Domestication is an excellent model for studies of adaptation because it involves recent and strong selection on a few, identified traits. Few studies have focused on the domestication of fungi, despite their importance to bioindustry and to a general understanding of adaptation in eukaryotes. Penicillium fungi are ubiquitous molds among which two distantly related species have been independently selected for cheese-making, P. roqueforti for blue cheeses like Roquefort, and P. camemberti for soft cheeses like Camembert. The selected traits include morphology, aromatic profile, lipolytic and proteolytic activities, and ability to grow at low temperatures, in a matrix containing bacterial and fungal competitors. By comparing the genomes of ten Penicillium species, we show that adaptation to cheese was associated with multiple recent horizontal transfers of large genomic regions carrying crucial metabolic genes. We identified seven horizontally-transferred regions (HTRs) spanning more than 10 kb each, flanked by specific transposable elements, and displaying nearly 100% identity between distant Penicillium species. Two HTRs carried genes with functions involved in the utilization of cheese nutrients or competition and were found nearly identical in multiple strains and species of cheese-associated Penicillium fungi, indicating recent selective sweeps; they were experimentally associated with faster growth and greater competitiveness on cheese and contained genes highly expressed in the early stage of cheese maturation.

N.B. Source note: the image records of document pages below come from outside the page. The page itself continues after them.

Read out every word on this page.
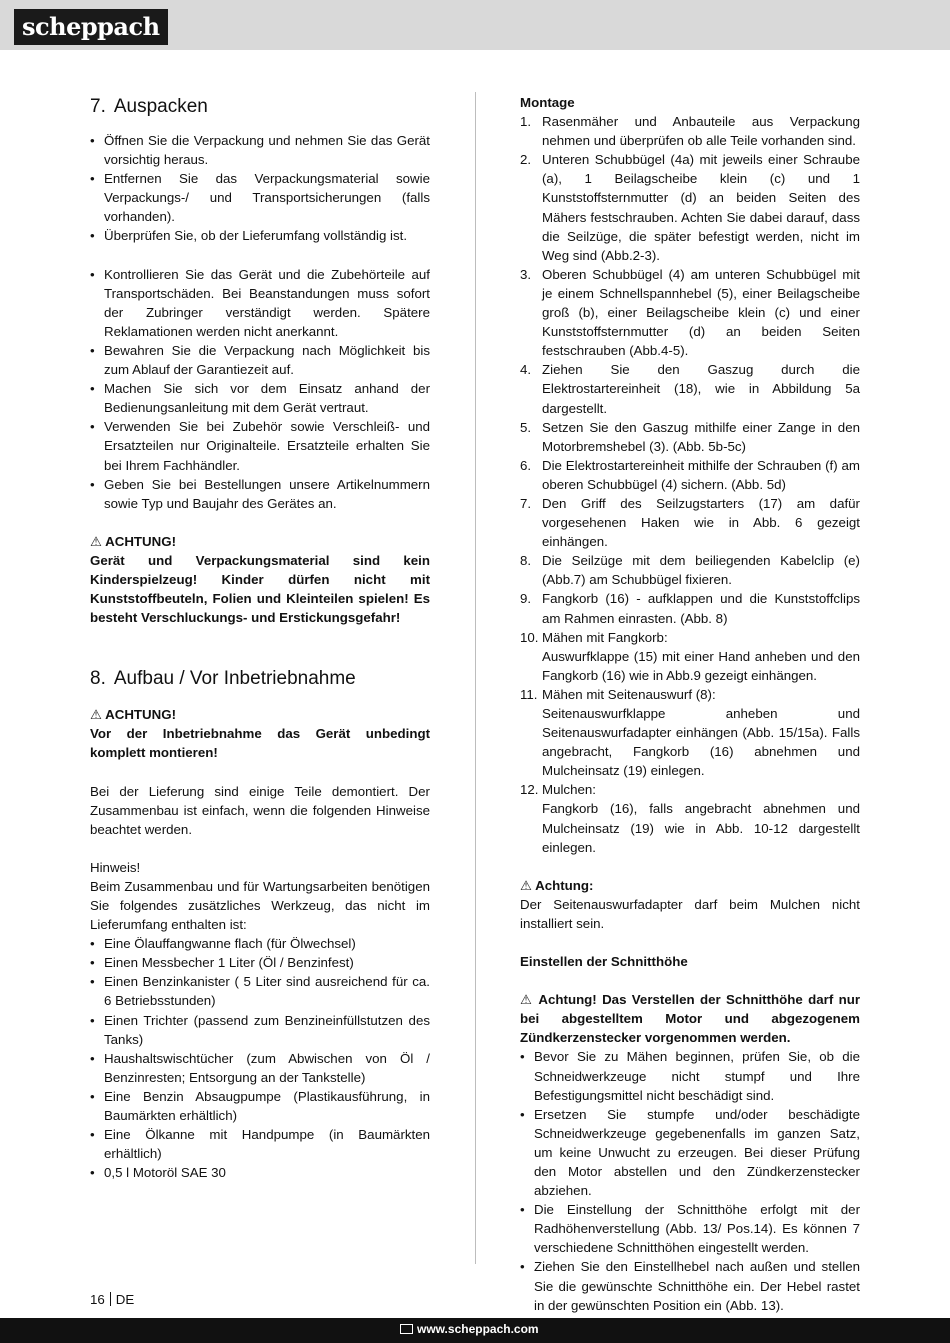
scheppach
7. Auspacken
• Öffnen Sie die Verpackung und nehmen Sie das Gerät vorsichtig heraus.
• Entfernen Sie das Verpackungsmaterial sowie Verpackungs-/ und Transportsicherungen (falls vorhanden).
• Überprüfen Sie, ob der Lieferumfang vollständig ist.
• Kontrollieren Sie das Gerät und die Zubehörteile auf Transportschäden. Bei Beanstandungen muss sofort der Zubringer verständigt werden. Spätere Reklamationen werden nicht anerkannt.
• Bewahren Sie die Verpackung nach Möglichkeit bis zum Ablauf der Garantiezeit auf.
• Machen Sie sich vor dem Einsatz anhand der Bedienungsanleitung mit dem Gerät vertraut.
• Verwenden Sie bei Zubehör sowie Verschleiß- und Ersatzteilen nur Originalteile. Ersatzteile erhalten Sie bei Ihrem Fachhändler.
• Geben Sie bei Bestellungen unsere Artikelnummern sowie Typ und Baujahr des Gerätes an.

⚠ ACHTUNG!

Gerät und Verpackungsmaterial sind kein Kinderspielzeug! Kinder dürfen nicht mit Kunststoffbeuteln, Folien und Kleinteilen spielen! Es besteht Verschluckungs- und Erstickungsgefahr!

8. Aufbau / Vor Inbetriebnahme

⚠ ACHTUNG!

Vor der Inbetriebnahme das Gerät unbedingt komplett montieren!

Bei der Lieferung sind einige Teile demontiert. Der Zusammenbau ist einfach, wenn die folgenden Hinweise beachtet werden.

Hinweis!

Beim Zusammenbau und für Wartungsarbeiten benötigen Sie folgendes zusätzliches Werkzeug, das nicht im Lieferumfang enthalten ist:

• Eine Ölauffangwanne flach (für Ölwechsel)
• Einen Messbecher 1 Liter (Öl / Benzinfest)
• Einen Benzinkanister ( 5 Liter sind ausreichend für ca. 6 Betriebsstunden)
• Einen Trichter (passend zum Benzineinfüllstutzen des Tanks)
• Haushaltswischtücher (zum Abwischen von Öl / Benzinresten; Entsorgung an der Tankstelle)
• Eine Benzin Absaugpumpe (Plastikausführung, in Baumärkten erhältlich)
• Eine Ölkanne mit Handpumpe (in Baumärkten erhältlich)
• 0,5 l Motoröl SAE 30

Montage

1. Rasenmäher und Anbauteile aus Verpackung nehmen und überprüfen ob alle Teile vorhanden sind.
2. Unteren Schubbügel (4a) mit jeweils einer Schraube (a), 1 Beilagscheibe klein (c) und 1 Kunststoffsternmutter (d) an beiden Seiten des Mähers festschrauben. Achten Sie dabei darauf, dass die Seilzüge, die später befestigt werden, nicht im Weg sind (Abb.2-3).
3. Oberen Schubbügel (4) am unteren Schubbügel mit je einem Schnellspannhebel (5), einer Beilagscheibe groß (b), einer Beilagscheibe klein (c) und einer Kunststoffsternmutter (d) an beiden Seiten festschrauben (Abb.4-5).
4. Ziehen Sie den Gaszug durch die Elektrostartereinheit (18), wie in Abbildung 5a dargestellt.
5. Setzen Sie den Gaszug mithilfe einer Zange in den Motorbremshebel (3). (Abb. 5b-5c)
6. Die Elektrostartereinheit mithilfe der Schrauben (f) am oberen Schubbügel (4) sichern. (Abb. 5d)
7. Den Griff des Seilzugstarters (17) am dafür vorgesehenen Haken wie in Abb. 6 gezeigt einhängen.
8. Die Seilzüge mit dem beiliegenden Kabelclip (e) (Abb.7) am Schubbügel fixieren.
9. Fangkorb (16) - aufklappen und die Kunststoffclips am Rahmen einrasten. (Abb. 8)
10. Mähen mit Fangkorb:
Auswurfklappe (15) mit einer Hand anheben und den Fangkorb (16) wie in Abb.9 gezeigt einhängen.
11. Mähen mit Seitenauswurf (8):
Seitenauswurfklappe anheben und Seitenauswurfadapter einhängen (Abb. 15/15a). Falls angebracht, Fangkorb (16) abnehmen und Mulcheinsatz (19) einlegen.
12. Mulchen:
Fangkorb (16), falls angebracht abnehmen und Mulcheinsatz (19) wie in Abb. 10-12 dargestellt einlegen.

⚠ Achtung:

Der Seitenauswurfadapter darf beim Mulchen nicht installiert sein.

Einstellen der Schnitthöhe

⚠ Achtung! Das Verstellen der Schnitthöhe darf nur bei abgestelltem Motor und abgezogenem Zündkerzenstecker vorgenommen werden.

• Bevor Sie zu Mähen beginnen, prüfen Sie, ob die Schneidwerkzeuge nicht stumpf und Ihre Befestigungsmittel nicht beschädigt sind.
• Ersetzen Sie stumpfe und/oder beschädigte Schneidwerkzeuge gegebenenfalls im ganzen Satz, um keine Unwucht zu erzeugen. Bei dieser Prüfung den Motor abstellen und den Zündkerzenstecker abziehen.
• Die Einstellung der Schnitthöhe erfolgt mit der Radhöhenverstellung (Abb. 13/ Pos.14). Es können 7 verschiedene Schnitthöhen eingestellt werden.
• Ziehen Sie den Einstellhebel nach außen und stellen Sie die gewünschte Schnitthöhe ein. Der Hebel rastet in der gewünschten Position ein (Abb. 13).
16 DE
www.scheppach.com
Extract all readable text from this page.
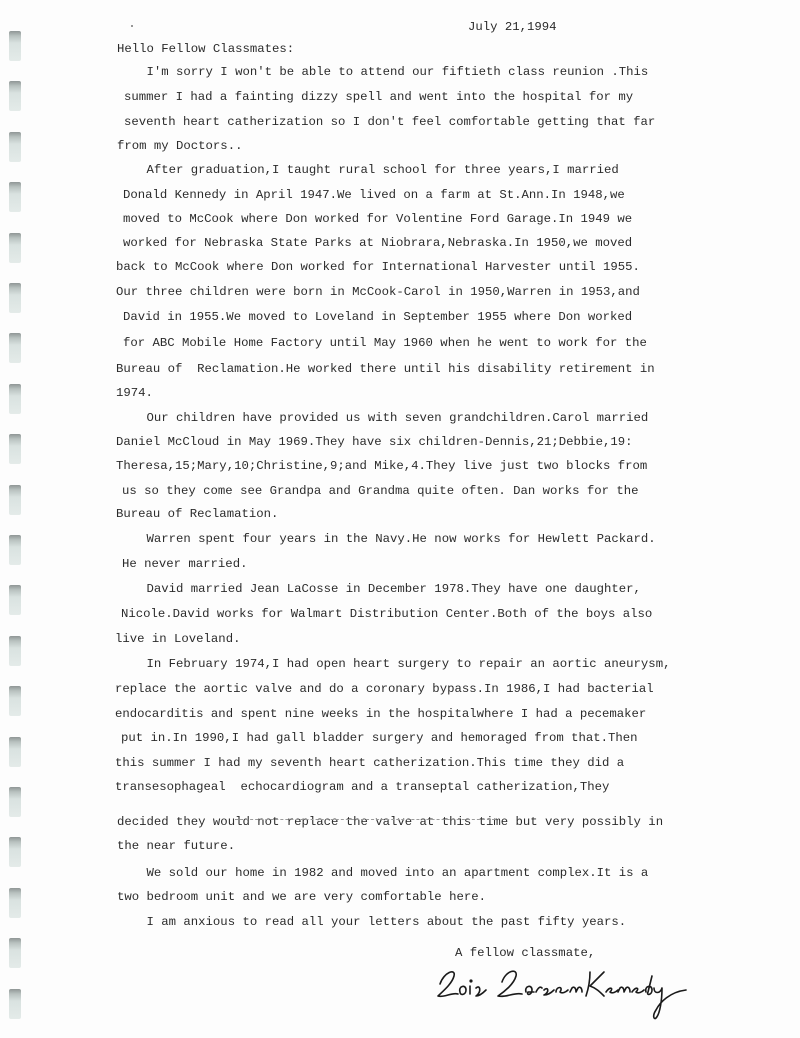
July 21,1994
Hello Fellow Classmates:
I'm sorry I won't be able to attend our fiftieth class reunion .This
summer I had a fainting dizzy spell and went into the hospital for my
seventh heart catherization so I don't feel comfortable getting that far
from my Doctors..
After graduation,I taught rural school for three years,I married
Donald Kennedy in April 1947.We lived on a farm at St.Ann.In 1948,we
moved to McCook where Don worked for Volentine Ford Garage.In 1949 we
worked for Nebraska State Parks at Niobrara,Nebraska.In 1950,we moved
back to McCook where Don worked for International Harvester until 1955.
Our three children were born in McCook-Carol in 1950,Warren in 1953,and
David in 1955.We moved to Loveland in September 1955 where Don worked
for ABC Mobile Home Factory until May 1960 when he went to work for the
Bureau of  Reclamation.He worked there until his disability retirement in
1974.
Our children have provided us with seven grandchildren.Carol married
Daniel McCloud in May 1969.They have six children-Dennis,21;Debbie,19:
Theresa,15;Mary,10;Christine,9;and Mike,4.They live just two blocks from
us so they come see Grandpa and Grandma quite often. Dan works for the
Bureau of Reclamation.
Warren spent four years in the Navy.He now works for Hewlett Packard.
He never married.
David married Jean LaCosse in December 1978.They have one daughter,
Nicole.David works for Walmart Distribution Center.Both of the boys also
live in Loveland.
In February 1974,I had open heart surgery to repair an aortic aneurysm,
replace the aortic valve and do a coronary bypass.In 1986,I had bacterial
endocarditis and spent nine weeks in the hospitalwhere I had a pecemaker
put in.In 1990,I had gall bladder surgery and hemoraged from that.Then
this summer I had my seventh heart catherization.This time they did a
transesophageal  echocardiogram and a transeptal catherization,They
decided they would not replace the valve at this time but very possibly in
the near future.
We sold our home in 1982 and moved into an apartment complex.It is a
two bedroom unit and we are very comfortable here.
I am anxious to read all your letters about the past fifty years.
A fellow classmate,
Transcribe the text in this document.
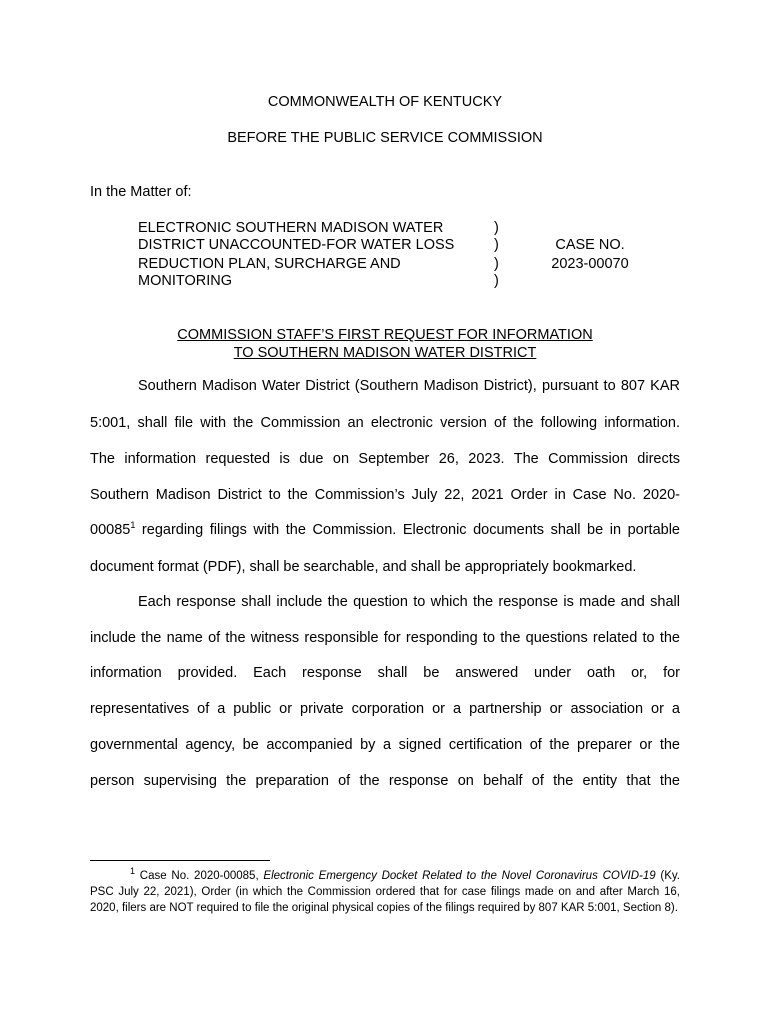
COMMONWEALTH OF KENTUCKY
BEFORE THE PUBLIC SERVICE COMMISSION
In the Matter of:
ELECTRONIC SOUTHERN MADISON WATER
DISTRICT UNACCOUNTED-FOR WATER LOSS
REDUCTION PLAN, SURCHARGE AND
MONITORING
)
)
)
)
CASE NO.
2023-00070
COMMISSION STAFF’S FIRST REQUEST FOR INFORMATION
TO SOUTHERN MADISON WATER DISTRICT
Southern Madison Water District (Southern Madison District), pursuant to 807 KAR
5:001, shall file with the Commission an electronic version of the following information.
The information requested is due on September 26, 2023. The Commission directs
Southern Madison District to the Commission’s July 22, 2021 Order in Case No. 2020-
00085$^1$ regarding filings with the Commission. Electronic documents shall be in portable
document format (PDF), shall be searchable, and shall be appropriately bookmarked.
Each response shall include the question to which the response is made and shall
include the name of the witness responsible for responding to the questions related to the
information provided. Each response shall be answered under oath or, for
representatives of a public or private corporation or a partnership or association or a
governmental agency, be accompanied by a signed certification of the preparer or the
person supervising the preparation of the response on behalf of the entity that the
$^1$ Case No. 2020-00085, Electronic Emergency Docket Related to the Novel Coronavirus COVID-19 (Ky. PSC July 22, 2021), Order (in which the Commission ordered that for case filings made on and after March 16, 2020, filers are NOT required to file the original physical copies of the filings required by 807 KAR 5:001, Section 8).
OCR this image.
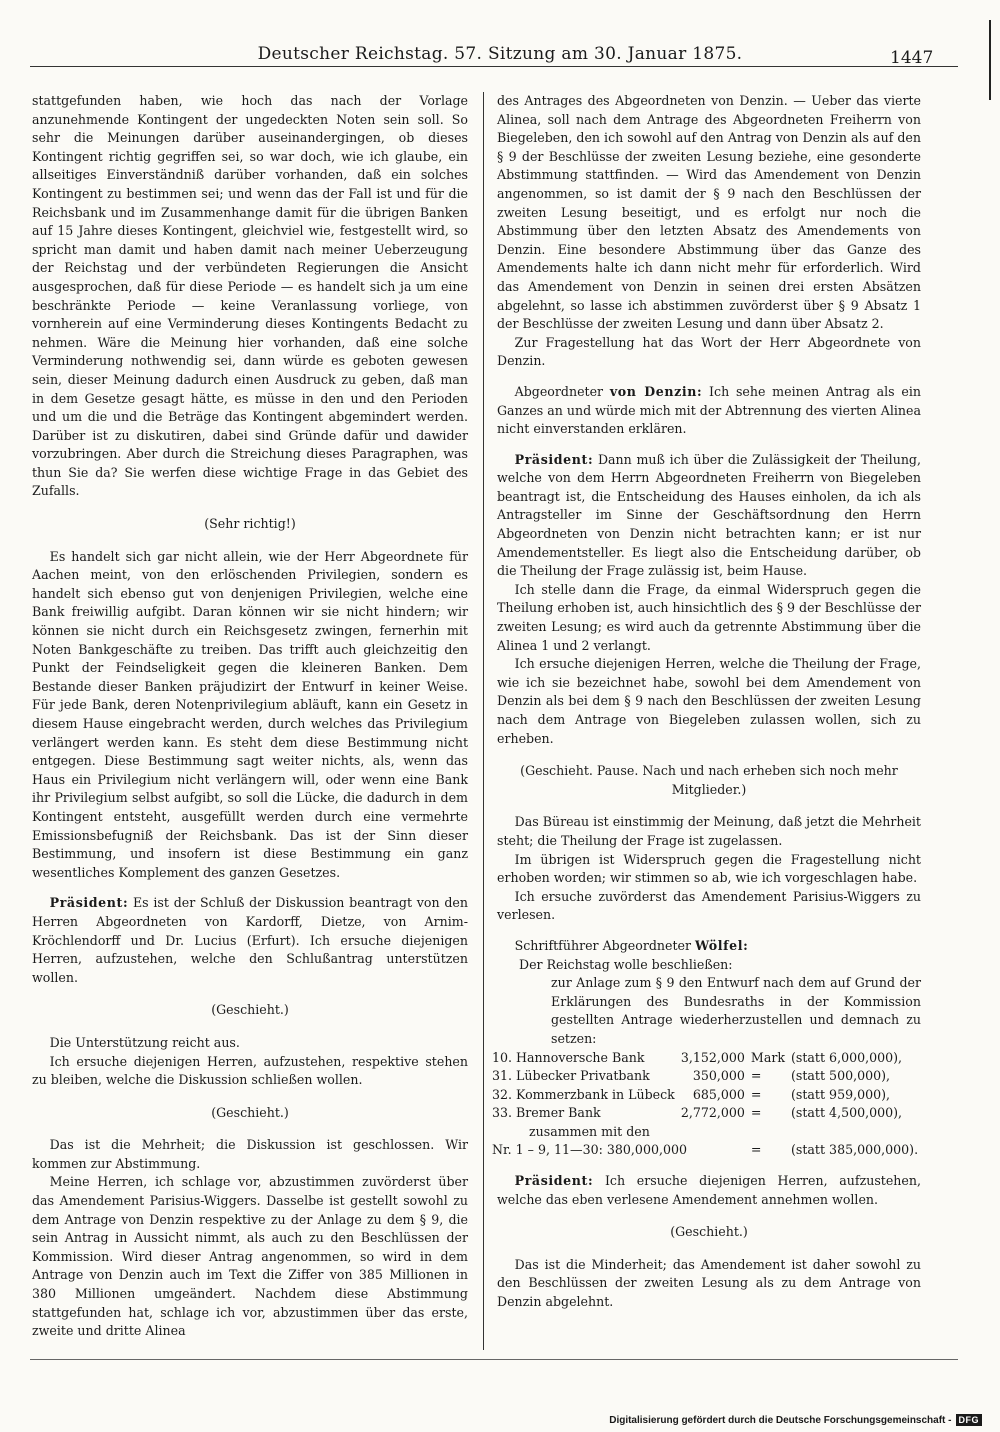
Deutscher Reichstag. 57. Sitzung am 30. Januar 1875.	1447

stattgefunden haben, wie hoch das nach der Vorlage anzunehmende Kontingent der ungedeckten Noten sein soll. So sehr die Meinungen darüber auseinandergingen, ob dieses Kontingent richtig gegriffen sei, so war doch, wie ich glaube, ein allseitiges Einverständniß darüber vorhanden, daß ein solches Kontingent zu bestimmen sei; und wenn das der Fall ist und für die Reichsbank und im Zusammenhange damit für die übrigen Banken auf 15 Jahre dieses Kontingent, gleichviel wie, festgestellt wird, so spricht man damit und haben damit nach meiner Ueberzeugung der Reichstag und der verbündeten Regierungen die Ansicht ausgesprochen, daß für diese Periode — es handelt sich ja um eine beschränkte Periode — keine Veranlassung vorliege, von vornherein auf eine Verminderung dieses Kontingents Bedacht zu nehmen. Wäre die Meinung hier vorhanden, daß eine solche Verminderung nothwendig sei, dann würde es geboten gewesen sein, dieser Meinung dadurch einen Ausdruck zu geben, daß man in dem Gesetze gesagt hätte, es müsse in den und den Perioden und um die und die Beträge das Kontingent abgemindert werden. Darüber ist zu diskutiren, dabei sind Gründe dafür und dawider vorzubringen. Aber durch die Streichung dieses Paragraphen, was thun Sie da? Sie werfen diese wichtige Frage in das Gebiet des Zufalls.

(Sehr richtig!)

Es handelt sich gar nicht allein, wie der Herr Abgeordnete für Aachen meint, von den erlöschenden Privilegien, sondern es handelt sich ebenso gut von denjenigen Privilegien, welche eine Bank freiwillig aufgibt. Daran können wir sie nicht hindern; wir können sie nicht durch ein Reichsgesetz zwingen, fernerhin mit Noten Bankgeschäfte zu treiben. Das trifft auch gleichzeitig den Punkt der Feindseligkeit gegen die kleineren Banken. Dem Bestande dieser Banken präjudizirt der Entwurf in keiner Weise. Für jede Bank, deren Notenprivilegium abläuft, kann ein Gesetz in diesem Hause eingebracht werden, durch welches das Privilegium verlängert werden kann. Es steht dem diese Bestimmung nicht entgegen. Diese Bestimmung sagt weiter nichts, als, wenn das Haus ein Privilegium nicht verlängern will, oder wenn eine Bank ihr Privilegium selbst aufgibt, so soll die Lücke, die dadurch in dem Kontingent entsteht, ausgefüllt werden durch eine vermehrte Emissionsbefugniß der Reichsbank. Das ist der Sinn dieser Bestimmung, und insofern ist diese Bestimmung ein ganz wesentliches Komplement des ganzen Gesetzes.

Präsident: Es ist der Schluß der Diskussion beantragt von den Herren Abgeordneten von Kardorff, Dietze, von Arnim-Kröchlendorff und Dr. Lucius (Erfurt). Ich ersuche diejenigen Herren, aufzustehen, welche den Schlußantrag unterstützen wollen.

(Geschieht.)

Die Unterstützung reicht aus.

Ich ersuche diejenigen Herren, aufzustehen, respektive stehen zu bleiben, welche die Diskussion schließen wollen.

(Geschieht.)

Das ist die Mehrheit; die Diskussion ist geschlossen. Wir kommen zur Abstimmung.

Meine Herren, ich schlage vor, abzustimmen zuvörderst über das Amendement Parisius-Wiggers. Dasselbe ist gestellt sowohl zu dem Antrage von Denzin respektive zu der Anlage zu dem § 9, die sein Antrag in Aussicht nimmt, als auch zu den Beschlüssen der Kommission. Wird dieser Antrag angenommen, so wird in dem Antrage von Denzin auch im Text die Ziffer von 385 Millionen in 380 Millionen umgeändert. Nachdem diese Abstimmung stattgefunden hat, schlage ich vor, abzustimmen über das erste, zweite und dritte Alinea

des Antrages des Abgeordneten von Denzin. — Ueber das vierte Alinea, soll nach dem Antrage des Abgeordneten Freiherrn von Biegeleben, den ich sowohl auf den Antrag von Denzin als auf den § 9 der Beschlüsse der zweiten Lesung beziehe, eine gesonderte Abstimmung stattfinden. — Wird das Amendement von Denzin angenommen, so ist damit der § 9 nach den Beschlüssen der zweiten Lesung beseitigt, und es erfolgt nur noch die Abstimmung über den letzten Absatz des Amendements von Denzin. Eine besondere Abstimmung über das Ganze des Amendements halte ich dann nicht mehr für erforderlich. Wird das Amendement von Denzin in seinen drei ersten Absätzen abgelehnt, so lasse ich abstimmen zuvörderst über § 9 Absatz 1 der Beschlüsse der zweiten Lesung und dann über Absatz 2.

Zur Fragestellung hat das Wort der Herr Abgeordnete von Denzin.

Abgeordneter von Denzin: Ich sehe meinen Antrag als ein Ganzes an und würde mich mit der Abtrennung des vierten Alinea nicht einverstanden erklären.

Präsident: Dann muß ich über die Zulässigkeit der Theilung, welche von dem Herrn Abgeordneten Freiherrn von Biegeleben beantragt ist, die Entscheidung des Hauses einholen, da ich als Antragsteller im Sinne der Geschäftsordnung den Herrn Abgeordneten von Denzin nicht betrachten kann; er ist nur Amendementsteller. Es liegt also die Entscheidung darüber, ob die Theilung der Frage zulässig ist, beim Hause.

Ich stelle dann die Frage, da einmal Widerspruch gegen die Theilung erhoben ist, auch hinsichtlich des § 9 der Beschlüsse der zweiten Lesung; es wird auch da getrennte Abstimmung über die Alinea 1 und 2 verlangt.

Ich ersuche diejenigen Herren, welche die Theilung der Frage, wie ich sie bezeichnet habe, sowohl bei dem Amendement von Denzin als bei dem § 9 nach den Beschlüssen der zweiten Lesung nach dem Antrage von Biegeleben zulassen wollen, sich zu erheben.

(Geschieht. Pause. Nach und nach erheben sich noch mehr Mitglieder.)

Das Büreau ist einstimmig der Meinung, daß jetzt die Mehrheit steht; die Theilung der Frage ist zugelassen.

Im übrigen ist Widerspruch gegen die Fragestellung nicht erhoben worden; wir stimmen so ab, wie ich vorgeschlagen habe.

Ich ersuche zuvörderst das Amendement Parisius-Wiggers zu verlesen.

Schriftführer Abgeordneter Wölfel:

Der Reichstag wolle beschließen:

zur Anlage zum § 9 den Entwurf nach dem auf Grund der Erklärungen des Bundesraths in der Kommission gestellten Antrage wiederherzustellen und demnach zu setzen:

10. Hannoversche Bank	3,152,000	Mark	(statt 6,000,000),
31. Lübecker Privatbank	350,000	=	(statt 500,000),
32. Kommerzbank in Lübeck	685,000	=	(statt 959,000),
33. Bremer Bank	2,772,000	=	(statt 4,500,000),
zusammen mit den			
Nr. 1 – 9, 11—30: 380,000,000		=	(statt 385,000,000).

Präsident: Ich ersuche diejenigen Herren, aufzustehen, welche das eben verlesene Amendement annehmen wollen.

(Geschieht.)

Das ist die Minderheit; das Amendement ist daher sowohl zu den Beschlüssen der zweiten Lesung als zu dem Antrage von Denzin abgelehnt.

Digitalisierung gefördert durch die Deutsche Forschungsgemeinschaft - DFG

 We also used population genomics to reconstruct the evolutionary history of Penicillium roqueforti. Four populations were identified, including two containing only cheese strains (one corresponding to the emblematic Roquefort “protected designation of origin” strains), and two non-cheese populations including silage and food-spoiling strains. Approximate Bayesian computation analyses indicated that the two cheese populations were derived from independent domestication events. The non-Roquefort population had experienced a stronger genetic bottleneck and displayed greater fitness for traits related to industrial cheese maturation, such as greater lipolysis, cheese cavity colonization and salt tolerance. It probably originated from the industrial selection of a single clonal lineage and is used worldwide for the production of all types of blue cheese other than Roquefort. The Roquefort population resulted from a softer domestication event, probably due to the ancient use of different strains across multiple farms, with possible selection for slower growth before the invention of refrigeration and for greater spore production on the traditional multiplication medium (bread). We detected genomic regions affected by recent positive selection and genomic islands specific to one of the cheese populations, some of which corresponded to putative horizontal gene transfer events. This study sheds light on the processes of adaptation to rapid environmental changes, has industrial implications and raises questions about the conservation of genetic resources.